The more our schooling leaves Oedipus behind, preferring to see only a quaint old tale, the more resolved it becomes. Oedipus, apparatus.

It is here that we encounter the essential externality of Oedipus. One does not confess to Oedipal feelings, one finds that having no feelings, wandering off, the act is accomplished anyway. Nowhere to hide. The schoolchild is framed. Today’s neutralization of the individual—the common core, for example—indicates that it does not matter what you desire, only that you hit your marks. It is in this sense that Jean Starobinski is right in summing up the Freudian position, “There is nothing behind Oedipus because Oedipus is depth itself.” Depth is not indicative of an interior life, but of the un-interogatable.

Was this the Sphinx’s fated misfortune, to finally pose the riddle to someone with no imagination? The answer to the riddle of the Sphinx—“What walks on four feet in the morning, two in the afternoon and three at night?”—is, of course, “A man.” But what exactly is the question?

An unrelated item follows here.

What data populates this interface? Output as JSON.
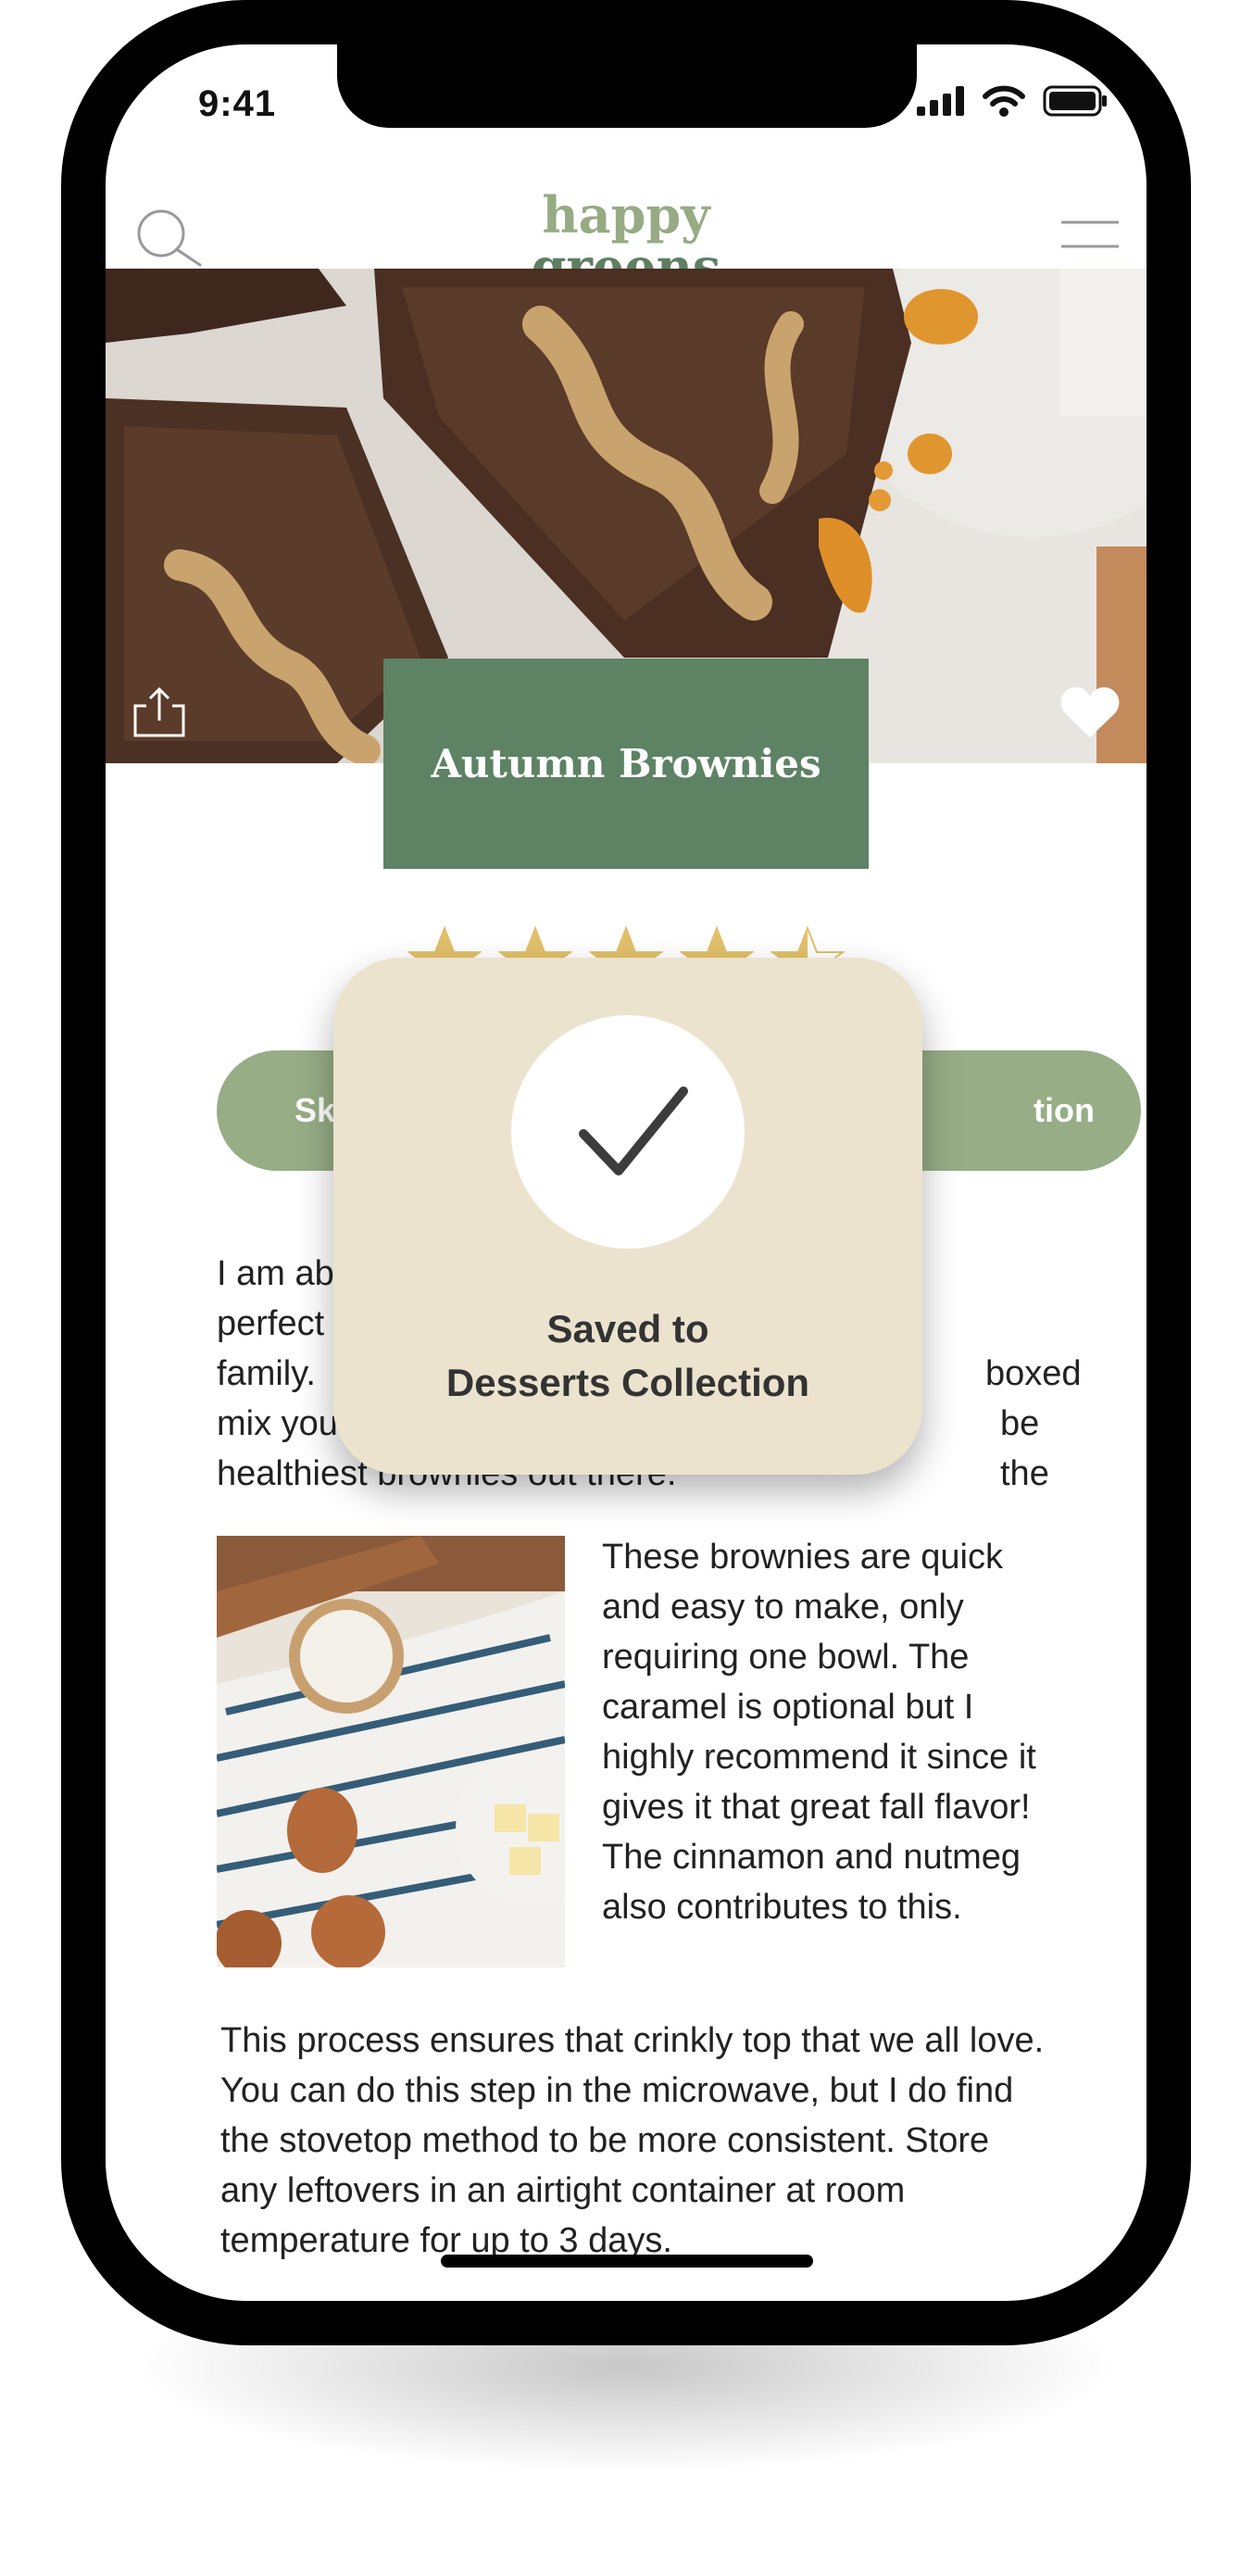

Perhaps: what is predictably variable, finding a locomotive line that is enumerated differently with the arcing of the sun? A day is a life is also a journey, but in no simple way, and progress brings us closer to the gap, the threshold. Oedipus steps surely through it, and it is the Sphinx that will go head over heels into the sea, but isn’t this the very breach that will send Oedipus himself down a less certain line as well? He knew how to count feet and took his two eyes for granted, destined to walk the surface of the earth with no line. How quickly we tend to want to retell even this sequence—4, 2, 3 … -2, ∞—with a kind of sure footedness. Oedipus is a man, of course. The quintessential man. He is able to answer the riddle, the test, that no man before him could. But in doing so, the riddle becomes banal. Everyone afterwards will know it, will say it as a kind of repetition or evocation, will of necessity miss both the singularity of the question and the way in which it presages the whole scenario. A leading question, a mock trial. Oedipus is the first to confess that he is not the first. Man is this…

We are quick to accuse.

Oedipus’ answer to the riddle of the Sphinx—‘That being is man’—is repeated indiscriminately as enlightenment’s stereotyped message, whether in response to a piece of objective meaning, a schematic order, a fear of evil powers, or a hope of salvation. (Horkheimer and Adorno, Dialectic of enlightenment, 4)

But what would it take to be struck by the strangeness of the question? To not read the answer as self-satisfaction?